Night softly falls around my tiny house and seeps into the small spaces between the curtain panels. I raise my eyes to watch the blades of the fan whirring with great sweeps of its deep shadow. I recall the umpteen browser windows that I had open as I searched for the perfect ceiling fan for my tiny house. It seemed critical at the time, though I cannot recall what importance I attached to each of its features.
Such decisions now seem insignificant. My mother’s face has long since begun to fade, but I can picture the smile she might give me and hear the throaty laugh which would herald my insistence that we keep searching. The perfect pantsuit in eighth grade; earrings for high school graduation; an apartment when I couldn’t bear to live at home — she trudged along as I hunted time and time again. She knew me when I could earnestly plow through a thesaurus to find a verb which meant this, not that, and certainly not the other.
One day, she would opine, one day you will write a book, and we will be so proud of you.
My mother did not expect me to marry or have children, yet I have done both since her death. She probably would not have been surprised to see each of my three marriages fail, and she certainly could have predicted my clumsy parenting. But she never doubted that I would publish.
Mother once spent an entire afternoon at her workplace typing my poetry for me. She encouraged me to pursue writing contests and publication opportunities that I later learned had no credibility. When the St. Louis Globe-Democrat hired me as a youth reporter, she overlooked its conservative bent and eagerly cut each clipping with my by-line. She framed the two essays which I sold to the Christian Board of Publications for one of their magazines, and when the Eads Bridge selected three of my poems, she took me out to lunch to celebrate.
Time passed, and my dreams of being a writer receded. I succumbed to the advice of supposedly sage teachers who thought I should ‘learn a trade’. I sowed a few unfortunate wild oats that did not come to harvest; wasted two years on a non-Masters track PhD that lost its funding before I could sit for my dissertation; and unceremoniously wandered through law school. For the next twenty-five years, I wrote nothing grander than the occasional Letter to the Editor.
When I found blogging, I somehow hit my stride. I spent ten years sending out weekly Saturday Musings, compiling a staggering library of more than 520 entries.
Over the last four years, I have channeled my mother’s belief in my success as I steadily edited a selection of those essays into a book. Still, I would not have finished the project if my sister Joyce Corley had not received the torch of encouragement which my mother handed to her when Mother died in 1985. Now that book finally has been completed. Anyone who thought I should be a “real writer” has been vindicated, not least my mother, my first and best cheerleader save one.
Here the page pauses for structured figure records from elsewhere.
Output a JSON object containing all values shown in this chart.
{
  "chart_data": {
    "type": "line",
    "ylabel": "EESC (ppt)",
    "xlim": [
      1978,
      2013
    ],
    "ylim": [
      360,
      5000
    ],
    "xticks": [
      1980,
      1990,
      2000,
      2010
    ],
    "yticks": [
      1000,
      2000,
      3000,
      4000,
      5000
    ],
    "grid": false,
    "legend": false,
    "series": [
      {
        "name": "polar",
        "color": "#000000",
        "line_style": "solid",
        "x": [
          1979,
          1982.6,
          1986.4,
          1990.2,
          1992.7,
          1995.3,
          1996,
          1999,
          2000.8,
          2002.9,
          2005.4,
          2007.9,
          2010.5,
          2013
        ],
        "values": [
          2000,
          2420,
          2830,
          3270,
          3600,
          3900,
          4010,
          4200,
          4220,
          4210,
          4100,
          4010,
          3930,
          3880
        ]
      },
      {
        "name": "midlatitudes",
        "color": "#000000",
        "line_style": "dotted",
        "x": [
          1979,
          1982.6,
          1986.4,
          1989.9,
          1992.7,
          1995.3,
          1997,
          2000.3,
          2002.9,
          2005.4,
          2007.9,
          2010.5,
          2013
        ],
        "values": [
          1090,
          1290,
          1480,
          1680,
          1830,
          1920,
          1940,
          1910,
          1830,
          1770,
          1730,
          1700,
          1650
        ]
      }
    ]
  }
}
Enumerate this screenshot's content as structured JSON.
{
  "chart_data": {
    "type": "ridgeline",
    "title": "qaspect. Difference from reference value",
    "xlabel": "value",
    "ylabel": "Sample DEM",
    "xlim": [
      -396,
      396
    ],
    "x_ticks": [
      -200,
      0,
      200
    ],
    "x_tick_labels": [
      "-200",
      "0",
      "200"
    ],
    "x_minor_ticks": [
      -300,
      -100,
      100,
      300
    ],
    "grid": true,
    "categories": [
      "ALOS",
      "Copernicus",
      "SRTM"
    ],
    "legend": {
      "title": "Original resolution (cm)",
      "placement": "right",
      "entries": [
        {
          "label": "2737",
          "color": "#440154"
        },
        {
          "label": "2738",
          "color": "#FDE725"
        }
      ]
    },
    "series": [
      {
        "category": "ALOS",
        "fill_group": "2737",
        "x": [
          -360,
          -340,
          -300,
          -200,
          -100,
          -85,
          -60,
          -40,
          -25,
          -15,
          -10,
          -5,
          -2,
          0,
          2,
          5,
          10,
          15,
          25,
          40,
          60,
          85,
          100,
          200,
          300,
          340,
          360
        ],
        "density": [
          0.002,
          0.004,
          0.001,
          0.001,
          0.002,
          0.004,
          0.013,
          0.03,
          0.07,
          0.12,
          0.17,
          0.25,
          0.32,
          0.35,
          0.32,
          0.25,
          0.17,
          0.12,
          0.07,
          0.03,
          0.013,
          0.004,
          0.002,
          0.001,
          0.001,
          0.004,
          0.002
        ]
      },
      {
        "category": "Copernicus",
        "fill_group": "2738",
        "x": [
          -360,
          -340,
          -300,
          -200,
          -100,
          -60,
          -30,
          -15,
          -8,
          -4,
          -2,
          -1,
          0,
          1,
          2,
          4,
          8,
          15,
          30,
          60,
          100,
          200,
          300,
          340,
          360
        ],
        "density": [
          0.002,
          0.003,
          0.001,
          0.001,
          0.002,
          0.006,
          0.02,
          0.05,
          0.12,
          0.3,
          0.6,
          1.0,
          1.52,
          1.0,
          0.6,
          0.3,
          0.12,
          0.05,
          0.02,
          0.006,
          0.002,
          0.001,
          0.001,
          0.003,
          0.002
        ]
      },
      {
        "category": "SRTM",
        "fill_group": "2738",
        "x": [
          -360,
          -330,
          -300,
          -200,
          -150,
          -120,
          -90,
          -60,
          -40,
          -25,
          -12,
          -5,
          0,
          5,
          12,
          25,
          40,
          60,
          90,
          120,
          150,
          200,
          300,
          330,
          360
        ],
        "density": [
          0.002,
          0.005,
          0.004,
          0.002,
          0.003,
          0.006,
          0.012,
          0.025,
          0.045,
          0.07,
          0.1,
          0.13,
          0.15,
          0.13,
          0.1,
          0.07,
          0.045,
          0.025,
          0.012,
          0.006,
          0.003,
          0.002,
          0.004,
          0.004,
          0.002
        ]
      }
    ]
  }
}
The gathering of darkness on the California Delta has finished. Its gentleness surrounds my tired bones. I will put down this computing pen and rest, knowing that I have done what I set out to do. I hope my mother would be proud, to say nothing of my sister, to say nothing of my son. They all knew me when this book lived only in the mist of dreams. Now it has assumed solid form. I dedicate it to them, and to my little brother, your friend and mine, Stephen Patrick Corley. I love them all more than words can say.